彼女は一瞬動きを止めたが、すぐにマグカップを傾けた。


「…何時くらい?」
「んー、昼食ってからだから、多分一時過ぎ、かな」
「一時かあ……」


箸が止まる。彼女は自分の唇を指先で触り、記憶を辿るように視線を右上に泳がせていた。
風呂上がりのほんのり濡れた毛先が名前の白い首筋に掛る。


「あ、」


ずっと唇を触っていた人差し指を顔の前で立てた。ふと気が付くと、手元の“俺仕様”の大きなハンバーグは、半分以上減っていた。

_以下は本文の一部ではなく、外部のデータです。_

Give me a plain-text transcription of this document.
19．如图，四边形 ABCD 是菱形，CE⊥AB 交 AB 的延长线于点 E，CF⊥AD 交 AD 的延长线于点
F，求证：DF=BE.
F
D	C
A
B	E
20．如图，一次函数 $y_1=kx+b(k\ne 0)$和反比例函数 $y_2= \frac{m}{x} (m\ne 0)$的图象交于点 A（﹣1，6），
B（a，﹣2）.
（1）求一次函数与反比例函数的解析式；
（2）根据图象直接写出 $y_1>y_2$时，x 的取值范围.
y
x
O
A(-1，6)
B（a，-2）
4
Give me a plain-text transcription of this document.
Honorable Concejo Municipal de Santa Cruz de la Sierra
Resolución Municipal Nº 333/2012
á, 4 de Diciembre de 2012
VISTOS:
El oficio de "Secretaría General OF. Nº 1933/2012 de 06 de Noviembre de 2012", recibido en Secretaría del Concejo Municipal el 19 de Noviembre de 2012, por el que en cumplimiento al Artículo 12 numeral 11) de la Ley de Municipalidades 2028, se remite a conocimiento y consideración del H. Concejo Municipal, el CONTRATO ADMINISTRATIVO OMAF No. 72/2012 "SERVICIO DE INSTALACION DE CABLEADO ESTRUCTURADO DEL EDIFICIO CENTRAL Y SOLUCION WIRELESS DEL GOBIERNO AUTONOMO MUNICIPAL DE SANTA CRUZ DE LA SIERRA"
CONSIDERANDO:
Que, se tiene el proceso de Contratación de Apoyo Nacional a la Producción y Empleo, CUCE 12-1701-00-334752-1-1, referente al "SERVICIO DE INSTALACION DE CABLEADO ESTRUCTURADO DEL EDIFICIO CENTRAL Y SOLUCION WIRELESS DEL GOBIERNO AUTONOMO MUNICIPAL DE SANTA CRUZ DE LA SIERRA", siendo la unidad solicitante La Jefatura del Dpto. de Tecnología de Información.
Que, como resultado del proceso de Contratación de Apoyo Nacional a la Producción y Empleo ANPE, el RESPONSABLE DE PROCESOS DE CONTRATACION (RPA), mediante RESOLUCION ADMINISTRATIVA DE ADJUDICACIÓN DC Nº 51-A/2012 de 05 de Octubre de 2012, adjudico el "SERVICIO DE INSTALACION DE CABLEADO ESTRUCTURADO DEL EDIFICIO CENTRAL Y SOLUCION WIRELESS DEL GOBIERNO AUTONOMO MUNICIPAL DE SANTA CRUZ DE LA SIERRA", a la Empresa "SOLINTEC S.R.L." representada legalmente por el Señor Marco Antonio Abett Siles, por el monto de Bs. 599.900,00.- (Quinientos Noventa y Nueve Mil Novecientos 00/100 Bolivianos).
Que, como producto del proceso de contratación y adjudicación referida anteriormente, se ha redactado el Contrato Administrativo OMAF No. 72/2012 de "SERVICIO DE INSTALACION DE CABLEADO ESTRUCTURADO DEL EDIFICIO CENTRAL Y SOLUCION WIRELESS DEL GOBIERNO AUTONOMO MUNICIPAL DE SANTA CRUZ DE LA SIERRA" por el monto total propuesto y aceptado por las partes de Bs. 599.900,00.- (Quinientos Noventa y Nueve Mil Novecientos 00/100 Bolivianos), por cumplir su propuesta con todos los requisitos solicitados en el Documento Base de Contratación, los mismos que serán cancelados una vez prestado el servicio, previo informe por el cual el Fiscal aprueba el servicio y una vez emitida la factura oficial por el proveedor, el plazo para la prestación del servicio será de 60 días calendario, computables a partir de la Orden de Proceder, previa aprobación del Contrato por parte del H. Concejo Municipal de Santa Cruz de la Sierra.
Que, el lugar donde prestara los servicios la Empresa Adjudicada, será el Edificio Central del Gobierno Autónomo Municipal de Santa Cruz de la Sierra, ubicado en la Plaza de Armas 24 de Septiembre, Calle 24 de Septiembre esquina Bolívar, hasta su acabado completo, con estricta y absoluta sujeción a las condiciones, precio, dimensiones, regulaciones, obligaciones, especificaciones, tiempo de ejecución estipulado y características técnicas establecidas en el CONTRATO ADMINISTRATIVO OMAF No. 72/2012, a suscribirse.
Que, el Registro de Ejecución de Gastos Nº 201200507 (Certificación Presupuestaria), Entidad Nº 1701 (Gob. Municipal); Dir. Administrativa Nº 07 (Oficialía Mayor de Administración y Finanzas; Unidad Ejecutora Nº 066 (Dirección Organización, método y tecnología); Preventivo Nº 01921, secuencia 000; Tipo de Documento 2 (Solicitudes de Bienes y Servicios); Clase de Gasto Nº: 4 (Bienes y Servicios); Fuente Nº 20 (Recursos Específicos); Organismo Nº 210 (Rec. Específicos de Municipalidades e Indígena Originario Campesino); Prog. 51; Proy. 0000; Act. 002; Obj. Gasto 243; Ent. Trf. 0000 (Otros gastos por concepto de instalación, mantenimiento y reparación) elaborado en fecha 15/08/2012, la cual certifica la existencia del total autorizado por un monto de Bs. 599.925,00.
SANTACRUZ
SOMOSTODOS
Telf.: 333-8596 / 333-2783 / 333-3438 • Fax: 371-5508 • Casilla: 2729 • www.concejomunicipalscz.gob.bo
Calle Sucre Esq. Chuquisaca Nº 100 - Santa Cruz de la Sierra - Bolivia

「私、お昼ご飯食べながら裕太に会いたいなぁって考えてた」


BGMはひょうきんなテレビコマーシャルのアップテンポな曲。一度聞いたらつい口ずさんでしまう、耳に付いて離れない曲だ。


「…テレパシーかも知れない」
「…テレパシー、」


二人で暫く見詰め合い、それからどちらともなく噴き出した。
なにを真剣に、夢みがちな中学生の女の子でもあるまいし、と。


「名前のテレパシーを、俺が無意識にキャッチしてたんだな」
「すてき」
「俺がアンテナで」
「私が電波なの?」


楽しそうに笑う彼女の声と、すっかり曲調の変わってしまったBGMが妙にマッチしている。


「じゃあ、」


名前はフォークを置いて、真っ直ぐな瞳をこちらに寄越した。
思わず背筋を正してしまう。


「もしも、凄くすごく遠くの名前も分からないような国に私がいても、見つけ出してね?」


私のアンテナなんだから。
そう言って一テンポ置いてから彼女はフォークを持ち直し、サラダに手を伸ばした。赤い、半分に切られたプチトマトが形を歪めて三本の銀色の刺に刺さる。


「自信はあるよ」


目が合った。名前は一瞬はにかみ、目を逸らしたが、すぐにまた目を合わせて「ありがとう」と言った。

食事は再開され、名前が“今日の出来事”を発表する順番だ。